Dire qu’il y a des maraichers bio que ne font que exceptionellement des engrais verts et pas du tout de bandes fleuries… Ils ne savent pas le bonheur agronomique qu’ils perdent !

le biau jardinier aimerait être capable de mettre aussi le son !

À moins que ce soient de fidèles pratiquants des techniques du maraîchage hyper intensif sur petite surface tel que vanté depuis quelques années dans toute revue ou vidéo grand public, dans les nombreux documentaires sur grand écran et dans les douzaines de livres à succès ? (en vente dans toutes les librairies, bonnes ou pas). (*)

De leur coté, les biaux jardiniers ont depuis longtemps fait le choix de l’agriculture bio, extensive et paysanne, c’est à dire une ferme diversifiée, apte à fournir un revenu décent à ses travailleurs comme une almentation de qualité certifiée à ses consommateurs. Une ferme transmissible, fertile sur la durée, donc construite sur une rotation LENTE à base d’engrais verts pluriannuels.
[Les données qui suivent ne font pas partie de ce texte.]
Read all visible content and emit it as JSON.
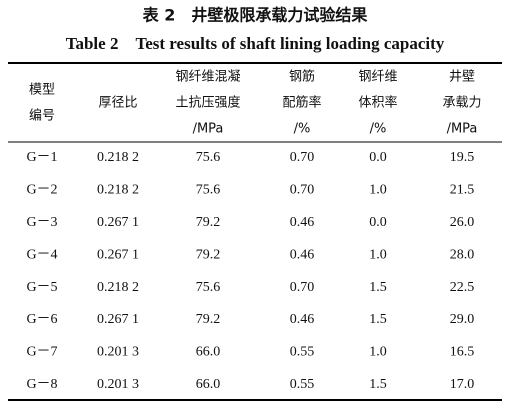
{
  "title": {
    "zh": "表 2　井壁极限承载力试验结果",
    "en": "Table 2　Test results of shaft lining loading capacity"
  },
  "table": {
    "header": [
      [
        "模型",
        "编号"
      ],
      [
        "厚径比"
      ],
      [
        "钢纤维混凝",
        "土抗压强度",
        "/MPa"
      ],
      [
        "钢筋",
        "配筋率",
        "/%"
      ],
      [
        "钢纤维",
        "体积率",
        "/%"
      ],
      [
        "井壁",
        "承载力",
        "/MPa"
      ]
    ],
    "rows": [
      [
        "G－1",
        "0.218 2",
        "75.6",
        "0.70",
        "0.0",
        "19.5"
      ],
      [
        "G－2",
        "0.218 2",
        "75.6",
        "0.70",
        "1.0",
        "21.5"
      ],
      [
        "G－3",
        "0.267 1",
        "79.2",
        "0.46",
        "0.0",
        "26.0"
      ],
      [
        "G－4",
        "0.267 1",
        "79.2",
        "0.46",
        "1.0",
        "28.0"
      ],
      [
        "G－5",
        "0.218 2",
        "75.6",
        "0.70",
        "1.5",
        "22.5"
      ],
      [
        "G－6",
        "0.267 1",
        "79.2",
        "0.46",
        "1.5",
        "29.0"
      ],
      [
        "G－7",
        "0.201 3",
        "66.0",
        "0.55",
        "1.0",
        "16.5"
      ],
      [
        "G－8",
        "0.201 3",
        "66.0",
        "0.55",
        "1.5",
        "17.0"
      ]
    ]
  }
}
Ces cultures permettent, notamment, d’apporter une quantité notable d’azote au sol (fabacées), de le fissurer en profondeur (poacées, luzerne), et tout cela grâce à l’énergie solaire qui arrive gracieusement sur terre (photosynthèse) c’est à dire fetilisation sans engrais, chimique ou organique, ameublissement du sol sans passage d’outil tiré par un tracteur. Cela ne veut pas dire que nous n’utilisons aucun engrais (organique) ou pas de tracteur (à gas oil). Non.
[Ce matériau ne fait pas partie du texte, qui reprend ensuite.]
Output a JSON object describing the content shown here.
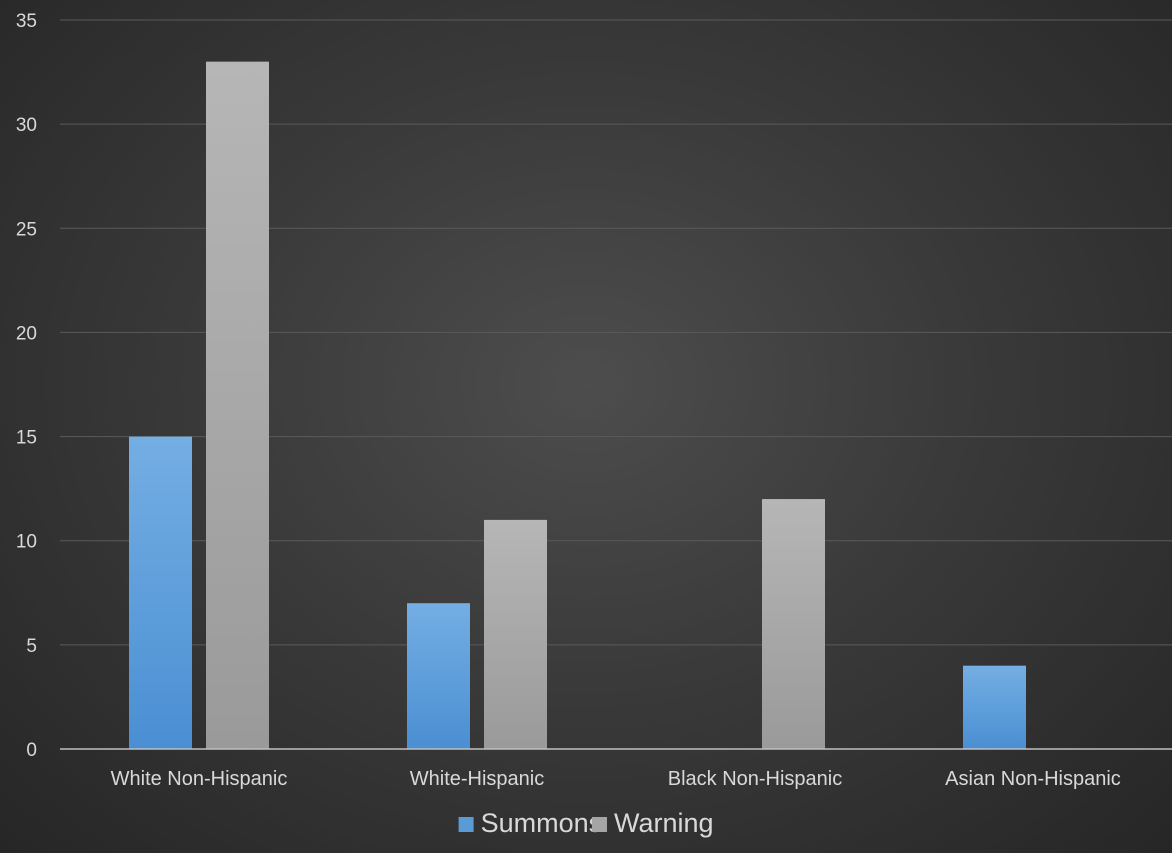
{
  "chart_data": {
    "type": "bar",
    "title": "",
    "xlabel": "",
    "ylabel": "",
    "categories": [
      "White Non-Hispanic",
      "White-Hispanic",
      "Black Non-Hispanic",
      "Asian Non-Hispanic"
    ],
    "series": [
      {
        "name": "Summons",
        "values": [
          15,
          7,
          0,
          4
        ],
        "color": "#5b9bd5"
      },
      {
        "name": "Warning",
        "values": [
          33,
          11,
          12,
          0
        ],
        "color": "#a5a5a5"
      }
    ],
    "ylim": [
      0,
      35
    ],
    "yticks": [
      0,
      5,
      10,
      15,
      20,
      25,
      30,
      35
    ],
    "grid": true,
    "legend_position": "bottom"
  }
}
Mais «simplement» ces techniques, eficaces en culture biologique depuis qu’elle existe, permettent de moins en dépendre.

les biaux jardiniers laissent venir à maturité quelques planches riches en coquelicot pour en récolter la graine de façon à étendre cette pratique en économisant sur le prix de la semence

Du coté des légumes, il y a des pucerons dans les fèves, donc des auxiliaires, notamment des cocinelles.

il y a même des coccinelles qui, pour mieux aller bouloter du puceron, font du covoiturage : de vrais écolos ! …
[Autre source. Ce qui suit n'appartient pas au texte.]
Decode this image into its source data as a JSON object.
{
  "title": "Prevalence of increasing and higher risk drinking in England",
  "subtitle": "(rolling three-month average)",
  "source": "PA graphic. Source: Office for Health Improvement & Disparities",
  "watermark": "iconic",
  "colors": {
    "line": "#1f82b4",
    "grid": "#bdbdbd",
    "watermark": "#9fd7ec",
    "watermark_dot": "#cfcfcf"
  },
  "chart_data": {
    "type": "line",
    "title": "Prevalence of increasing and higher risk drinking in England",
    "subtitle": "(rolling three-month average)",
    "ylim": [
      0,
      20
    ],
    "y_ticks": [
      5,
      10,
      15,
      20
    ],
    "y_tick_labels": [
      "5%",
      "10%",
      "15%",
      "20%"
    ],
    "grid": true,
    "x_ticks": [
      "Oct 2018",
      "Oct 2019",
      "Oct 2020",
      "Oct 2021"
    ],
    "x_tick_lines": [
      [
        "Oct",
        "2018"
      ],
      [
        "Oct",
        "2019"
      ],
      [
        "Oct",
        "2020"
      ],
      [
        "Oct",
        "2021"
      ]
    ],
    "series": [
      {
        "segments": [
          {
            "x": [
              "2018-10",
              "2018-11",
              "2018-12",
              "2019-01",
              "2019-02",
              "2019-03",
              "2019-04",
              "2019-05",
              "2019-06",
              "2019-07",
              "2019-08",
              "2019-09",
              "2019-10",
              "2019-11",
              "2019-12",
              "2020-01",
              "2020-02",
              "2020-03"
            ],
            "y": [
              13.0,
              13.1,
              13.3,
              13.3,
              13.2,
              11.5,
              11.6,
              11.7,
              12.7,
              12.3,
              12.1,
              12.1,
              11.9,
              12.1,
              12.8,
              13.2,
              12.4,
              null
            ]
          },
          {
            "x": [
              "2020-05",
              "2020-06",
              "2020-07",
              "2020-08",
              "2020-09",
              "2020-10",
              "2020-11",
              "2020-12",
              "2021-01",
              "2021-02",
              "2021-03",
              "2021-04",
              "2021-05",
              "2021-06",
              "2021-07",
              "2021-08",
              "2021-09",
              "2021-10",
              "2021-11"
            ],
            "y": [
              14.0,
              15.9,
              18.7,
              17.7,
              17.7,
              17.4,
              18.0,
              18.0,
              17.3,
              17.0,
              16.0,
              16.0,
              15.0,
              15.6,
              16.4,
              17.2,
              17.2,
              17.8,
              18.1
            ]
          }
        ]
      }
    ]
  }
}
Mais alors, la «bête à bon Dieu» serait donc une brute épaisse, sans coeur ni intelligence qui, horreur, ne serait pas «végan» (*) ? Mais que fait donc la police ?

 

(*) Explication de ces «hors sujet» :

Les biaux retraités ont passé une semaine dans le Sud, dont deux journées dans une grande foire bio de l’association Nature et Progrès, invités à l’occasion de sa 35 ème édition par son fondateur, leur ami Jérôme. On comprendra donc qu’ils aient été «marqués» par tout ce qu’ils ont pu y entendre de poncifs autant médiatiquement à la mode et porteurs de rêves bisounours que peu fondés sur du retour de pratique agricole durable. Ils ont notamment pu y entendre un «chercheur» - financé par l’Inra pour étudier ce qui s’appelle maintenant chez les officiels les «micro fermes» - affirmer que «la rotation (des cultures) est un dogme»…

Mais ils ont aussi pu s’y rassurer lors de belles rencontres avec des paysans bio qui y vendaient leur production : les biaux jardiniers ne sont pas les seuls très inquiets du succès de cette «littérature» pseudo «idéologique» et des forts risques d’échec agricole qui se profilent pour les quelques années à venir, avec les dégâts humains liés (dégâts pour ceux qui se lanceraient dans la production selon ces méthodes intensives et miraculeuses, pas pour ceux qui les vendent sous forme de livres, conférences, stages payants, vidéos, rêves, etc… évidemment ! chacun à sa place !).